Путь прилива, стр. 45

— Розы! Как здорово! — Аркадия захлопала в ладоши и закружилась, совсем как маленькая девочка. Легкая материя взметнулась текучим, волшебным движением.

— Тебе нравится, как я выгляжу?

— Ложись на кровать, — грубо сказал чиновник, — и задери юбку до пояса.

Аркадия молча подчинилась.

Чиновник бросил мокрую охапку роз рядом с кроватью. На бледной, как мрамор, коже Аркадии резко выделялся черный кустик волос. Чиновнику показалось, что эта кожа должна быть холодной, как лед.

Он торопливо разделся. Запах роз заполнил уже всю комнату.

Проникая в Аркадию, чиновник закрыл глаза. И не открывал их до самого конца.

11. ПОЛНОЧНОЕ СОЛНЦЕ

Муравьи летели огромным переливчатым облаком. Крошечные радуги трепещущих крылышек перекрывались, образуя черные дифракционные узоры — окружности и полумесяцы, — исчезавшие прежде, чем глаз успевал толком их различить. Чиновник задрал голову и смотрел как завороженный, пока стая, выполнявшая свой последний, предсмертный, полет к морю, не растаяла в воздухе.

— Это же бессмысленно, — недовольно проворчала Чу.

Чиновник отошел от флаера.

— Все очень просто. Ты поднимешь машину и направишься прямо на юг — пока Тауэр-Хилл не скроется за горизонтом. Потом снизишься до бреющего и назад. Чуть к востоку, у ручья, есть небольшая поляна, вот там меня и жди. Ребенок справится.

— Ты знаешь, о чем я.

— Ну, хорошо. Ты заметила, как к нам относились в ангаре?

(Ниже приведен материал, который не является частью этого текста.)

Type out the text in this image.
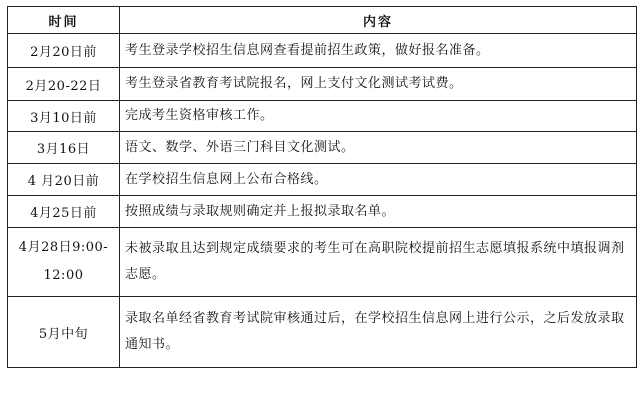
时间	内容
2月20日前	考生登录学校招生信息网查看提前招生政策，做好报名准备。
2月20-22日	考生登录省教育考试院报名，网上支付文化测试考试费。
3月10日前	完成考生资格审核工作。
3月16日	语文、数学、外语三门科目文化测试。
4 月20日前	在学校招生信息网上公布合格线。
4月25日前	按照成绩与录取规则确定并上报拟录取名单。

4月28日9:00-
12:00	未被录取且达到规定成绩要求的考生可在高职院校提前招生志愿填报系统中填报调剂志愿。
5月中旬	录取名单经省教育考试院审核通过后，在学校招生信息网上进行公示，之后发放录取通知书。
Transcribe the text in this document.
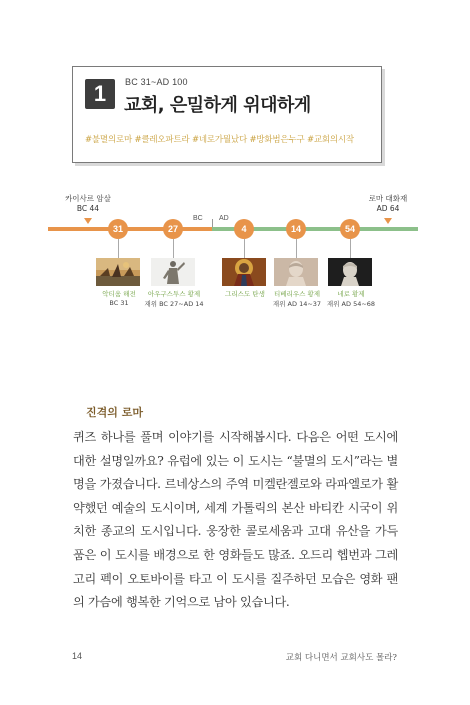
1	BC 31~AD 100
교회, 은밀하게 위대하게
#불멸의로마 #클레오파트라 #네로가뭘났다 #방화범은누구 #교회의시작
카이사르 암살
BC 44
로마 대화재
AD 64
BC AD
31
악티움 해전
BC 31
27
아우구스투스 황제
재위 BC 27~AD 14
4
그리스도 탄생
14
티베리우스 황제
재위 AD 14~37
54
네로 황제
재위 AD 54~68
진격의 로마
퀴즈 하나를 풀며 이야기를 시작해봅시다. 다음은 어떤 도시에 대한 설명일까요? 유럽에 있는 이 도시는 “불멸의 도시”라는 별명을 가졌습니다. 르네상스의 주역 미켈란젤로와 라파엘로가 활약했던 예술의 도시이며, 세계 가톨릭의 본산 바티칸 시국이 위치한 종교의 도시입니다. 웅장한 콜로세움과 고대 유산을 가득 품은 이 도시를 배경으로 한 영화들도 많죠. 오드리 헵번과 그레고리 펙이 오토바이를 타고 이 도시를 질주하던 모습은 영화 팬의 가슴에 행복한 기억으로 남아 있습니다.
14	교회 다니면서 교회사도 몰라?
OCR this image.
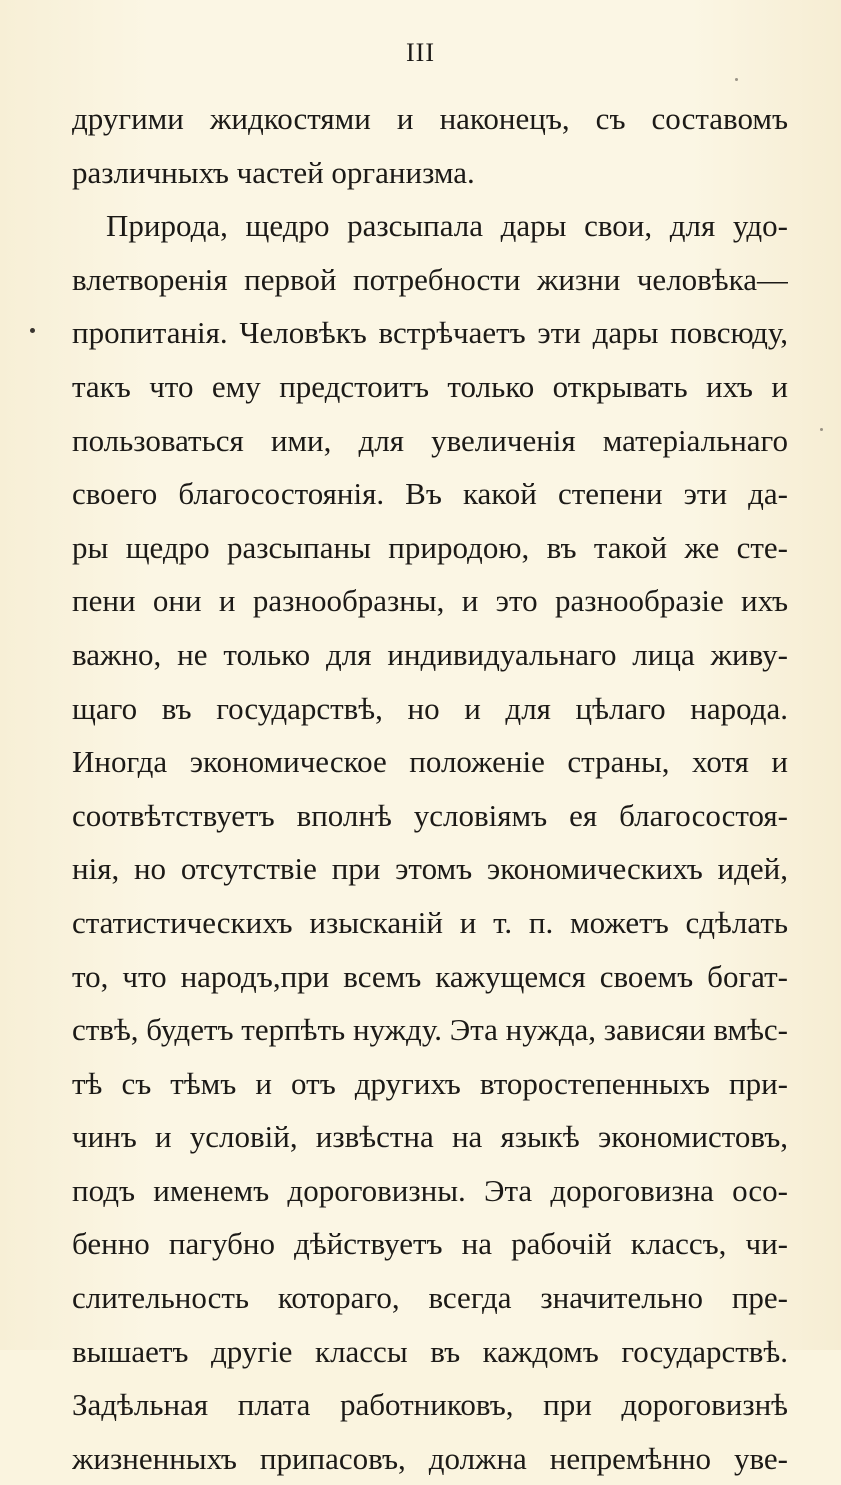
III
другими жидкостями и наконецъ, съ составомъ
различныхъ частей организма.
Природа, щедро разсыпала дары свои, для удо-
влетворенія первой потребности жизни человѣка—
пропитанія. Человѣкъ встрѣчаетъ эти дары повсюду,
такъ что ему предстоитъ только открывать ихъ и
пользоваться ими, для увеличенія матеріальнаго
своего благосостоянія. Въ какой степени эти да-
ры щедро разсыпаны природою, въ такой же сте-
пени они и разнообразны, и это разнообразіе ихъ
важно, не только для индивидуальнаго лица живу-
щаго въ государствѣ, но и для цѣлаго народа.
Иногда экономическое положеніе страны, хотя и
соотвѣтствуетъ вполнѣ условіямъ ея благосостоя-
нія, но отсутствіе при этомъ экономическихъ идей,
статистическихъ изысканій и т. п. можетъ сдѣлать
то, что народъ,при всемъ кажущемся своемъ богат-
ствѣ, будетъ терпѣть нужду. Эта нужда, зависяи вмѣс-
тѣ съ тѣмъ и отъ другихъ второстепенныхъ при-
чинъ и условій, извѣстна на языкѣ экономистовъ,
подъ именемъ дороговизны. Эта дороговизна осо-
бенно пагубно дѣйствуетъ на рабочій классъ, чи-
слительность котораго, всегда значительно пре-
вышаетъ другіе классы въ каждомъ государствѣ.
Задѣльная плата работниковъ, при дороговизнѣ
жизненныхъ припасовъ, должна непремѣнно уве-
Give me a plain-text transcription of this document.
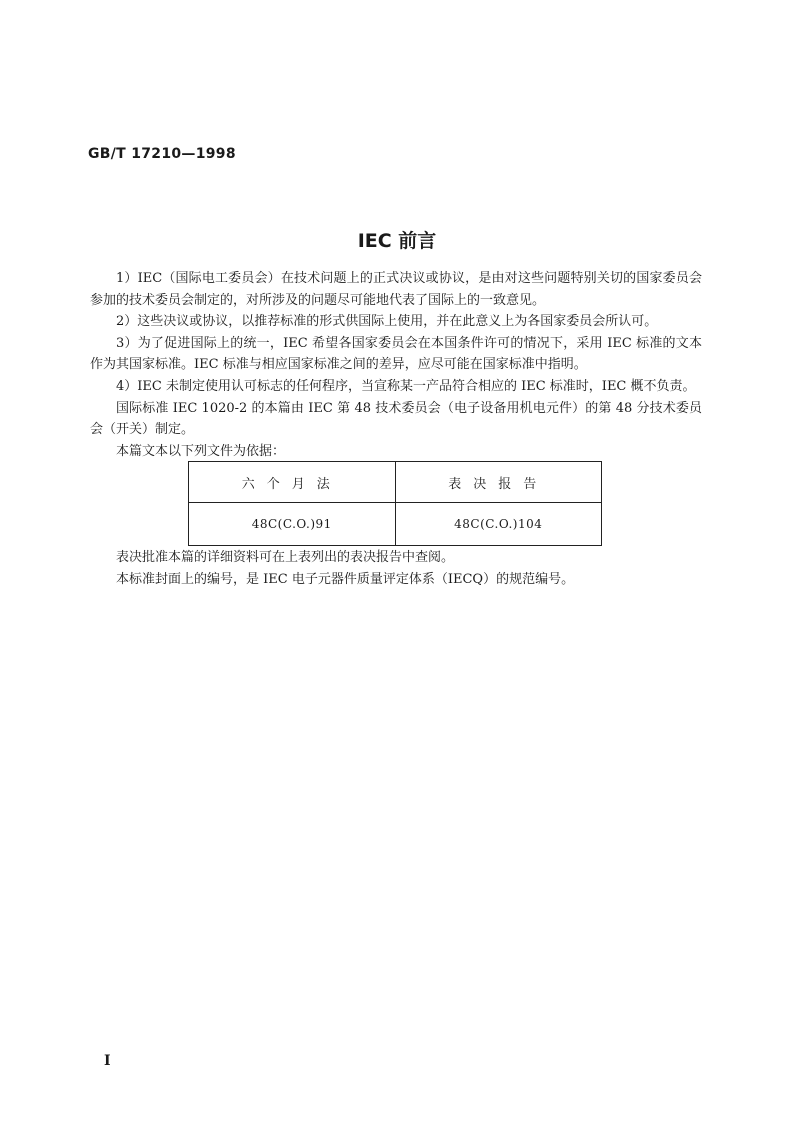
GB/T 17210—1998
IEC 前言

1）IEC（国际电工委员会）在技术问题上的正式决议或协议，是由对这些问题特别关切的国家委员会参加的技术委员会制定的，对所涉及的问题尽可能地代表了国际上的一致意见。

2）这些决议或协议，以推荐标准的形式供国际上使用，并在此意义上为各国家委员会所认可。

3）为了促进国际上的统一，IEC 希望各国家委员会在本国条件许可的情况下，采用 IEC 标准的文本作为其国家标准。IEC 标准与相应国家标准之间的差异，应尽可能在国家标准中指明。

4）IEC 未制定使用认可标志的任何程序，当宣称某一产品符合相应的 IEC 标准时，IEC 概不负责。

国际标准 IEC 1020-2 的本篇由 IEC 第 48 技术委员会（电子设备用机电元件）的第 48 分技术委员会（开关）制定。

本篇文本以下列文件为依据：

六个月法	表决报告
48C(C.O.)91	48C(C.O.)104

表决批准本篇的详细资料可在上表列出的表决报告中查阅。

本标准封面上的编号，是 IEC 电子元器件质量评定体系（IECQ）的规范编号。

I
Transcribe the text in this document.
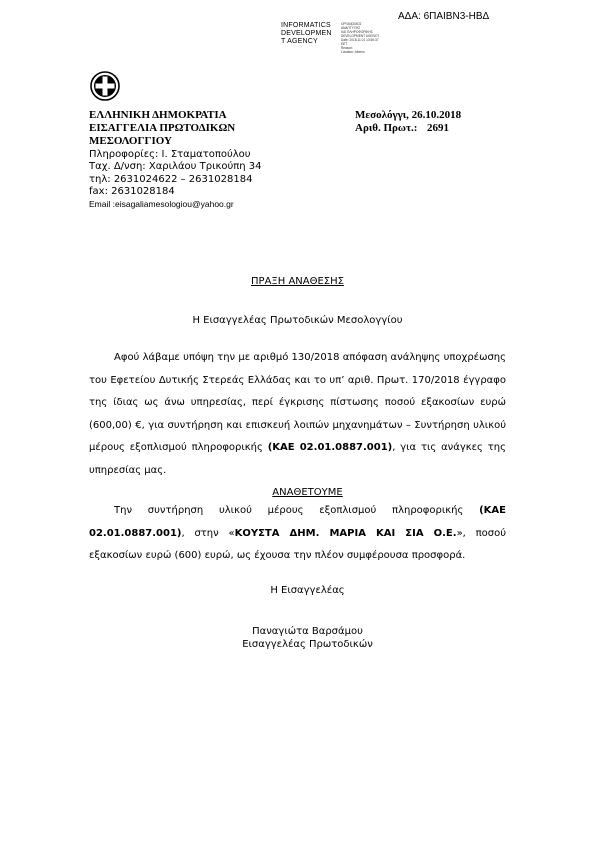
ΑΔΑ: 6ΠΑΙΒΝ3-ΗΒΔ
INFORMATICS
DEVELOPMEN
T AGENCY
ΟΡΓΑΝΙΣΜΟΣ
ΑΝΑΠΤΥΞΗΣ
ΚΑΙ ΠΛΗΡΟΦΟΡΙΚΗΣ
DEVELOPMENT AGENCY
Date: 2018.11.01 13:56:37
EET
Reason:
Location: Athens
ΕΛΛΗΝΙΚΗ ΔΗΜΟΚΡΑΤΙΑ
ΕΙΣΑΓΓΕΛΙΑ ΠΡΩΤΟΔΙΚΩΝ
ΜΕΣΟΛΟΓΓΙΟΥ
Μεσολόγγι, 26.10.2018
Αριθ. Πρωτ.: 2691
Πληροφορίες: Ι. Σταματοπούλου
Ταχ. Δ/νση: Χαριλάου Τρικούπη 34
τηλ: 2631024622 – 2631028184
fax: 2631028184
Email :eisagaliamesologiou@yahoo.gr
ΠΡΑΞΗ ΑΝΑΘΕΣΗΣ
Η Εισαγγελέας Πρωτοδικών Μεσολογγίου
Αφού λάβαμε υπόψη την με αριθμό 130/2018 απόφαση ανάληψης υποχρέωσης του Εφετείου Δυτικής Στερεάς Ελλάδας και το υπ’ αριθ. Πρωτ. 170/2018 έγγραφο της ίδιας ως άνω υπηρεσίας, περί έγκρισης πίστωσης ποσού εξακοσίων ευρώ (600,00) €, για συντήρηση και επισκευή λοιπών μηχανημάτων – Συντήρηση υλικού μέρους εξοπλισμού πληροφορικής (ΚΑΕ 02.01.0887.001), για τις ανάγκες της υπηρεσίας μας.
ΑΝΑΘΕΤΟΥΜΕ
Την συντήρηση υλικού μέρους εξοπλισμού πληροφορικής (ΚΑΕ 02.01.0887.001), στην «ΚΟΥΣΤΑ ΔΗΜ. ΜΑΡΙΑ ΚΑΙ ΣΙΑ Ο.Ε.», ποσού εξακοσίων ευρώ (600) ευρώ, ως έχουσα την πλέον συμφέρουσα προσφορά.
Η Εισαγγελέας
Παναγιώτα Βαρσάμου
Εισαγγελέας Πρωτοδικών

На противоположной стороне поля бригада еле живых, проржавевших и разболтанных двойников неуклюже закидывала части разобранного ангара на летающую платформу.

— Как им хотелось, чтобы мы умотали отсюда еще до полудня. Что это — не хотят, чтобы всякие посторонние путались под ногами?

— Да, и что же тут странного?

— Ровно ничего. И в том, что некий идиот прислал сюда летающую платформу, за два дня до прилива, чтобы вывезли такую драгоценность, как сборный сарай, — в этом тоже нет ничего странного. Каких идиотов не бывает. — Чиновник на секунду смолк. — Им приказали избавиться от меня как можно скорее. Вот я и хочу узнать — с чего бы это?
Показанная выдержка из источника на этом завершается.